To make the molecular docking simulation process more efficient, the researchers turned to machine learning. The researchers devised a workflow to scale model training and inference across multiple supercomputer nodes.

At the workflow’s center is a docking surrogate developed by the team, called the Simple SMILES Transformer (SST), which learns molecular features from the SMILES (Simplified Molecular Input Line Entry System) representation of compounds and approximates their binding affinity. A docking surrogate is an intentionally simplified deep learning model that reduces the complexity of otherwise intractable calculations to thereby speed up computation.

“When you want to screen out and push the envelope really far to screen billions of compounds, the approximations enabled by docking surrogates become crucial as every bit of time spent on each calculation becomes really significant,” Vasan said.

To evaluate the performance and accuracy of their workflow, the team conducted experiments using molecular docking binding affinity data on multiple receptors, comparing SST with another state-of-the-art docking surrogate.

“At first we deployed the workflow using 48 nodes on Polaris, which enabled us to screen some three billion compounds per hour,” Vasan explained. “Running on Aurora, our initial use of 128 nodes allowed us to screen 11 billion compounds in an hour, demonstrating significant performance improvements node for node.
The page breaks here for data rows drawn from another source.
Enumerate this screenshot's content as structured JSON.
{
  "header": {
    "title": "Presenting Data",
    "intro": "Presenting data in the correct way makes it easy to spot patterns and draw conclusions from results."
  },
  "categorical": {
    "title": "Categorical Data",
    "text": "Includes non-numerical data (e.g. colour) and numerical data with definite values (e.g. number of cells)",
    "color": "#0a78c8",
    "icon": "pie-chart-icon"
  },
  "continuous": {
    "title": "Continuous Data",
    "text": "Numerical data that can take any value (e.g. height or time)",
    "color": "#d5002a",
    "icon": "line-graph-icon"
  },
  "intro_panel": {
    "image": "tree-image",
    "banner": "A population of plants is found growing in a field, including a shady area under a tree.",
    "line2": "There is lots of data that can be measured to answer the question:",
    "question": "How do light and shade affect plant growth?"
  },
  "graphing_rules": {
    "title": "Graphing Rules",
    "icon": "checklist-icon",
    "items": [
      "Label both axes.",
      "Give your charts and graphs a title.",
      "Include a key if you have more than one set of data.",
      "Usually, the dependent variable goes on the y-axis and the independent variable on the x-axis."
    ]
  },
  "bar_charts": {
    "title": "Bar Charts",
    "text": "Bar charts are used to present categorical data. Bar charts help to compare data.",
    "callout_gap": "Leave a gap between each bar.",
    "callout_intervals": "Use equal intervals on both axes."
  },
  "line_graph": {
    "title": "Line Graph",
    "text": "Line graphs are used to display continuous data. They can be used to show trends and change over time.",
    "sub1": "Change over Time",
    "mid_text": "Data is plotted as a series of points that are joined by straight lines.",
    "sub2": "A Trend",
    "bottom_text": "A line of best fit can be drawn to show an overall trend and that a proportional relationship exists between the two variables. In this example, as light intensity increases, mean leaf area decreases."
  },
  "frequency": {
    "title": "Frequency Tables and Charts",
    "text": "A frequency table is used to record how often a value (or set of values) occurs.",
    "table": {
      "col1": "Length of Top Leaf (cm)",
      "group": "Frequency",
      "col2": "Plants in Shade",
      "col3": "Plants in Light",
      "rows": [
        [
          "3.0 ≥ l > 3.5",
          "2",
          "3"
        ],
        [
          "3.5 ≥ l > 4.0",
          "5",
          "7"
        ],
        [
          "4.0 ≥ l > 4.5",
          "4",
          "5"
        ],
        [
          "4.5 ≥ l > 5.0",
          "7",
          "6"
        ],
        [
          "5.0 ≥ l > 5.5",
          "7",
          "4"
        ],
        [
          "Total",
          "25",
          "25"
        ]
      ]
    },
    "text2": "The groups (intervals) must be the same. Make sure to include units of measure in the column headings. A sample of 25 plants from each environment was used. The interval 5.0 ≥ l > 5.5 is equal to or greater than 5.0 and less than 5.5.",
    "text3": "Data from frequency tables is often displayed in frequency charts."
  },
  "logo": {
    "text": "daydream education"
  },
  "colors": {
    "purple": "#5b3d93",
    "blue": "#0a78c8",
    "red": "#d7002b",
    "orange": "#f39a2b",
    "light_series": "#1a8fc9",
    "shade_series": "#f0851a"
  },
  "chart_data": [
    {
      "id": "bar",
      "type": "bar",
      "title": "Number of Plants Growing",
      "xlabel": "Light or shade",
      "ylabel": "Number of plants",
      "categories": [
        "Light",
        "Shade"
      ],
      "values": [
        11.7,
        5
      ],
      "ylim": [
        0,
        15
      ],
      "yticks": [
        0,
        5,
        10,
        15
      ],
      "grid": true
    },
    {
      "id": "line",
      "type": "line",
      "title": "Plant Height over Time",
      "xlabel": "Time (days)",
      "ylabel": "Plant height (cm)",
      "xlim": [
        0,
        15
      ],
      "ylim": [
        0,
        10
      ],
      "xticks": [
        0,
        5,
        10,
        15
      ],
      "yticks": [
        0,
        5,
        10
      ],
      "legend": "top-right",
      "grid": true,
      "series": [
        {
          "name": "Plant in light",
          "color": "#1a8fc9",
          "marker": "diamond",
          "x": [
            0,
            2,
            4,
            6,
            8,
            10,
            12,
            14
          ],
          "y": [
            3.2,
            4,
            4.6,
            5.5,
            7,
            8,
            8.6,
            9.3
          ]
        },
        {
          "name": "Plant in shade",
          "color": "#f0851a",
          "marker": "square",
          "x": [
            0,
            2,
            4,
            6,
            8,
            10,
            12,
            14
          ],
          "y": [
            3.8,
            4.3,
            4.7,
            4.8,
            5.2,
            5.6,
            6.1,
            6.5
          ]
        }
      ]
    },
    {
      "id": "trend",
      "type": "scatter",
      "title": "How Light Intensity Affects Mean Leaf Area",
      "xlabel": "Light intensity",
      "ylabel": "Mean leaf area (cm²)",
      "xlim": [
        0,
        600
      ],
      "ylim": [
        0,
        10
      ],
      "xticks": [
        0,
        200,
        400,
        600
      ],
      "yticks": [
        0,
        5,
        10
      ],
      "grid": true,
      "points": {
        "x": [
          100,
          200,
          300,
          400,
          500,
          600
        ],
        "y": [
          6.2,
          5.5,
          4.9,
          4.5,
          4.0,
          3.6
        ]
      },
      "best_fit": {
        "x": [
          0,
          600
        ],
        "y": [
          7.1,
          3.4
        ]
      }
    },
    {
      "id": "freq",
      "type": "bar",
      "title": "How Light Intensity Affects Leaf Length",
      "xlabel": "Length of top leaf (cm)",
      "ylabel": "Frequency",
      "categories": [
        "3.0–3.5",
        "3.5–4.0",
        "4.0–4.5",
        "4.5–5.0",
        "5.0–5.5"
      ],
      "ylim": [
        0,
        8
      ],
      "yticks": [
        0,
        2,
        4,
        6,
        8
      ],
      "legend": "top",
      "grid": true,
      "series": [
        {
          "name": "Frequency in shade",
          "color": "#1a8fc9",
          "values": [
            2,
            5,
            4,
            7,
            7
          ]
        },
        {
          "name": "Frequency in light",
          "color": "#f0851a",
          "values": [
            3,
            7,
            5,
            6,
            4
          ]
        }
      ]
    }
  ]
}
When we scaled up to 256 nodes we achieved the 22 billion compounds per hour.”

Assuming the linear scaling holds, the researchers could expect to screen up to a trillion compounds per hour if using all of Aurora’s compute resources, he said.

SST showed comparable accuracy to state-of-the-art surrogate models, with r-squared values (the proportion of variation in dependent variables predictable from independent variables) between 70 and 90 percent on multiple test protein receptors, affirming the capability of SST to learn molecular information directly from language-based data.

Developing for Aurora

The research grew out of an Aurora Early Science Program project centered on targeted drugs.

“There was some work done through that project a few years ago that demonstrated the ability to predict the binding affinity of a drug to a given COVID target,” Vasan explained. “The results themselves were encouraging, but of particular interest to me was the model used. It was very simple, but it was also relatively slow when processing new compounds and depended on the absence of computational bottlenecks.”

Vasan worked to convert the Transformer model into an architecture capable of predicting binding affinity from inputted chemical text representations.

“The goal was to predict binding affinity without needing to do this expensive computational descriptor calculation step,” he stated.

Vasan optimized the tokenization (the process in which the chemical text representation becomes a digital variable) and thereby increased the accuracy, preprocessing speed, and inference speed for the model on the new Transformer architecture.

“The notably faster tokenization preprocessing is one of the significant advantages of the SST approach over alternative methods,” Vasan said.We ended up with a tenfold acceleration when both preprocessing and inference speed are considered.”

The goal of screening through large chemical databases to identify potential drugs to target proteins motivated Vasan to port the code over to Aurora, key to which was collaboration with Intel engineers.

“We took the architecture and developed it a bit further. We added an MPI element to support processing across multiple nodes of Aurora, while also working to increase performance on a single node—then we just had to parallelize that down to hundreds of nodes on Aurora.”

A key future direction for the workflow involves integrating de-novo drug design, enabling the researchers to scale their efforts to explore the limits of synthesizable compounds within chemical space.